Methodology: The methodology is firstly to choose and select appropriate and furthermore reject unnecessary information providing articles from medical databases such as PubMed, Clinical Key, ScienceDirect etc. Eleven articles concerning T1D were selected. Meanwhile, a total of four articles were chosen for NDM. Finally, six articles were picked to assess the impact of incretins on MODY diabetes. The systematic reviews were reported with PRISMA set.

Results: This systematic review aimed to analyze incretin hormone levels and their effects on glucose metabolism in individuals with T1D, NDM and MODY. In T1D, research showed a reduced incretin effect despite similar postprandial GLP-1 and GIP levels compared to healthy controls.
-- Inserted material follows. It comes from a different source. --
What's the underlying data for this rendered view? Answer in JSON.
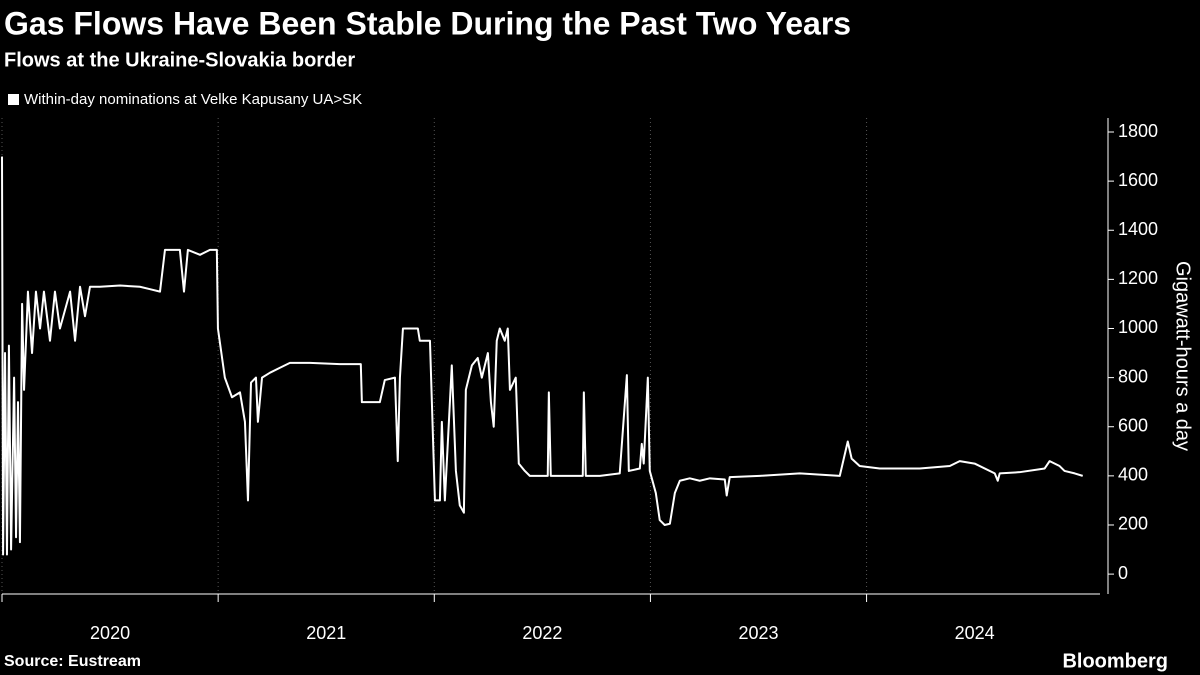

Patients with residual beta cell function, indicated by detectable C-peptide, had lower GLP-1 levels than C-peptide-negative individuals, suggesting a link between residual beta cell function and GLP-1 secretion. The impaired incretin effect in T1D seems primarily linked to defective insulin secretion rather than altered hormone levels. For NDM, research suggested that KATP channel mutations, such as those linked to KCNJ11-PNDM, do not significantly impact incretin secretion. However, individuals with RFX6 mutations showed markedly reduced GLP-1 and GIP levels. The combination of GLP-1 receptor agonists and sulfonylureas (SU) provided promising benefits in glycemic management for patients with KCNJ11-related NDM. In MODY, HNF1A-diabetes (MODY 3) exhibited a reduced incretin effect despite normal GLP-1 and GIP secretion, while GCK-diabetes (MODY 2) maintained a normal incretin effect. GLP-1 receptor agonists and DPP-4 inhibitors showed potential in improving beta cell function and glucose metabolism in MODY subtypes.

Conclusion: 1. This review emphasizes the extensive physiological roles of incretins, showing their profound effects on metabolism, particularly glucose homeostasis, and extending to cardiovascular, digestive, and bone health. 2. In T1D, incretin levels are commonly reduced, yet some patients maintain residual secretion, especially GLP-1, from functional intestinal L-cells. This complexity in T1D's pathogenesis suggests that measuring incretin levels could inform more tailored therapeutic strategies.3. Studies on NDM indicate that serum incretin levels do not increase post-meal, despite enhanced insulin secretion after tailored treatments. This points to a possible role of incretin signalling disruption in NDM's pathogenesis, requiring further investigation to clarify incretins' specific functions.4. The diversity of MODY and scant targeted research allow only limited insights into GCK and HNF1A diabetes. GCK- MODY patients have incretin levels similar to healthy individuals, indicating normal incretin and beta-cell responsiveness. Conversely, individuals with HNF1A-MODY experience diminished incretin effects and insulin secretion, highlighting the need for customized diagnostic and therapeutic approaches.